Le site va avoir plusieurs avantages :
- Présenter le concept en détails ;
- Répondre aux interrogations via une FAQ (modalités de livraison, zones couvertes…) ;
- Et permettre de pré-commander et payer en ligne.
Donc en plus de clarifier la communication, les gens vont pouvoir payer en avance, ce qui sera autant de temps gagné sur la livraison.
C’est donc à moi d’intervenir sur cette partie. Le site initial du Black Rhino est fait avec WordPress. On va donc pouvoir assez facilement ajouter de l’e-commerce grâce à l’extension WooCommerce.
L’alternative pour quelqu’un sans site aurait été de créer sa boutique via Shopify.
Maintenant il faut réfléchir aux contraintes, le but n’étant pas de monter une usine à gaz, mais de trouver le strict minimum pour être fonctionnel.
Ayant un planning chargé, l’objectif pour moi était de réussir la mise en place d’une telle plateforme en moins d’une journée de 8h. Voici les différentes contraintes :
- Gestion des produits et des commandes ;
- Paiement en ligne sécurisé ;
- Gestion des taxes (TVA) ;
- Option steak végétarien pour la box ;
- Frais de livraisons au forfait en fonction de zones géographiques ;
- Limitation de la zone de livraison à certaines villes ;
- Commande minimale de 3 box Burger ;
- Export des commandes avec adresses de livraison ;
La gestion des produits et des commandes est intégré par défaut dans la version gratuite de WooCommerce, ainsi que la gestion des taxes, donc voici deux soucis de moins.
Pour le paiement en ligne, j’ai mis en place Stripe car c’est à la fois le plus simple à configurer, le plus sécurisé et le plus abouti des systèmes de paiements en ligne.

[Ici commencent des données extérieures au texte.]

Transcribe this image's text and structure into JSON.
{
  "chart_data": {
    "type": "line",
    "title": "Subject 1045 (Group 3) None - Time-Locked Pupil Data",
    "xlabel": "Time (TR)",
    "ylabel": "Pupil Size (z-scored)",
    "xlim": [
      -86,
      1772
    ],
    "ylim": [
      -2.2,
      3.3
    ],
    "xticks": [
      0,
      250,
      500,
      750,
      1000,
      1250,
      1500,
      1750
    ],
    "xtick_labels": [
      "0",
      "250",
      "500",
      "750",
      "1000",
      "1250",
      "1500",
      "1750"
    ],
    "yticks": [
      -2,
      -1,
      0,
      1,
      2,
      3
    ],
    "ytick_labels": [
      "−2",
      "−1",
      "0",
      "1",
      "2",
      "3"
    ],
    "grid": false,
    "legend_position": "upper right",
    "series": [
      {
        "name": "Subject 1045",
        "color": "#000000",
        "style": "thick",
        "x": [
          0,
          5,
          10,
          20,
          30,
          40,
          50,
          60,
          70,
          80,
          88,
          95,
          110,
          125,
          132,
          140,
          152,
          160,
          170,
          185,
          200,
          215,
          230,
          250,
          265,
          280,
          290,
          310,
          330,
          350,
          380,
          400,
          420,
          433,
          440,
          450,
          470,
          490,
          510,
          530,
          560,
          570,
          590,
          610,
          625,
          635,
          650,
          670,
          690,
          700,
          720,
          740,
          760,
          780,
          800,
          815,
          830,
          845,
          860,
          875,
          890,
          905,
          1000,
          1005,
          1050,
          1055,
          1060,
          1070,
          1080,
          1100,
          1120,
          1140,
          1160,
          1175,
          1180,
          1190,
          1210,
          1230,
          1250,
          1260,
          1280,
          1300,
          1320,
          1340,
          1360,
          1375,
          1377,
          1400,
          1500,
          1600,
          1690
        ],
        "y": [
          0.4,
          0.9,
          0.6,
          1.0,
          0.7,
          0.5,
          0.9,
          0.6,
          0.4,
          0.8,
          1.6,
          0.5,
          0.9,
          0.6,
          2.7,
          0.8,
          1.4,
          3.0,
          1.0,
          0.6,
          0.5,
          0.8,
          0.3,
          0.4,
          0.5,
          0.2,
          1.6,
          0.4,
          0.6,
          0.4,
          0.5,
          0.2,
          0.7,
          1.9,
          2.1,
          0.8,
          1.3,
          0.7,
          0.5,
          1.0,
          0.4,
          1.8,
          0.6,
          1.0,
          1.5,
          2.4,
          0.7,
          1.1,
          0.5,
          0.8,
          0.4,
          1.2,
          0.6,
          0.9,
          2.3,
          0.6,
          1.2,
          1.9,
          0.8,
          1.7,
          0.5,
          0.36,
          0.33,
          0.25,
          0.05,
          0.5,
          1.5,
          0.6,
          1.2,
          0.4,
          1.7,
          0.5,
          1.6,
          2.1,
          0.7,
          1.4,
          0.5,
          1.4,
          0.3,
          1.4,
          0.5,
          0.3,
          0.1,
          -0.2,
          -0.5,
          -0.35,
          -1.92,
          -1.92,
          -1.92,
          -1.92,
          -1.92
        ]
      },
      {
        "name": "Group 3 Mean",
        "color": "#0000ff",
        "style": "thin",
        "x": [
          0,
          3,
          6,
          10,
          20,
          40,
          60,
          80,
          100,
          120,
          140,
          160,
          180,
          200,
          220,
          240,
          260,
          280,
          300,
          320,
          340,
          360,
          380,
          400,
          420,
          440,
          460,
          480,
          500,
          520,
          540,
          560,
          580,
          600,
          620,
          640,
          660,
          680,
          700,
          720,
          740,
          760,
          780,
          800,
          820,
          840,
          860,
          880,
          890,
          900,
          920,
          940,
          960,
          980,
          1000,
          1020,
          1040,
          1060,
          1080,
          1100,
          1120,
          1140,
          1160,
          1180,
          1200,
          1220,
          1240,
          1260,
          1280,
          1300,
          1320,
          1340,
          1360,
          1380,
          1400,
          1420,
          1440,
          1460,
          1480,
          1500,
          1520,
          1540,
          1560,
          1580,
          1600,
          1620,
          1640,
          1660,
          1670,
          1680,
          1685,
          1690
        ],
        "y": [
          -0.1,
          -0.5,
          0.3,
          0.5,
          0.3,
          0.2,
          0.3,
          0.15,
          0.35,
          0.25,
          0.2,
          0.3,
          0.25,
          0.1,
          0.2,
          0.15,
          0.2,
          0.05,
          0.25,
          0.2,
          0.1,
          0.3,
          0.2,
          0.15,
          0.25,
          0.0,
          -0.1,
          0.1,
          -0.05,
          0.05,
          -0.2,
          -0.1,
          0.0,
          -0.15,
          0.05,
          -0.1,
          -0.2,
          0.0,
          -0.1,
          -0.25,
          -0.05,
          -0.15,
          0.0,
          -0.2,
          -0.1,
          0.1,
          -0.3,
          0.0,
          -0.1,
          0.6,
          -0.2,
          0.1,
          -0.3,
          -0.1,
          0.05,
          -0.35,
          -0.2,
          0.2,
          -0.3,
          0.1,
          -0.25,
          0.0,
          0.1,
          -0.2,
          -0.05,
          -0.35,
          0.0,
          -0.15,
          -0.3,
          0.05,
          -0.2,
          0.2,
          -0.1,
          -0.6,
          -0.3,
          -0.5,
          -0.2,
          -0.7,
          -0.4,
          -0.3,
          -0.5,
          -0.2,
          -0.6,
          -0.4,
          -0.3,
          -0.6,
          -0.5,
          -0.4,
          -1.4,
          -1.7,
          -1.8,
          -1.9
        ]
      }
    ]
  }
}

Pour le choix du steak végétarien, j’ai créé ce que l’on appelle une variation de produit, ce qui permet d’ajouter le choix avant l’ajout au panier. Ça aussi, c’est disponible nativement.
Petit bémol tout de même : on ne peut pas d’un coup sélectionner 3 steaks de boeuf et 1 végétarien par exemple. Il faut absolument le faire en deux fois. Mais cela pourra être amélioré plus tard au travers d’un add-on à 49$ (un module additionnel).
En ce qui concerne les frais de livraison, ça peut vite être compliqué avec WooCommerce, si le frais dépend du poids, de la taille, de la distance, il faut partir sur un add-on payant, et dans ce cas les licences sont vites chères (à partir de 99$ par an).
Heureusement ce n’était pas le cas ici, car c’est un coût de livraison au forfait en fonction de zones géographiques. Il est d’ailleurs possible de délimiter des zones par ville en fonction de codes postaux.
En ce qui concerne le nombre minimum d’achats (3 box par commande), ce n’était hélas pas possible nativement. On a du opter pour un add-on officiel, mais celui-ci ne coûtait que 29$, donc autant dire rien du tout pour le bénéfice apporté.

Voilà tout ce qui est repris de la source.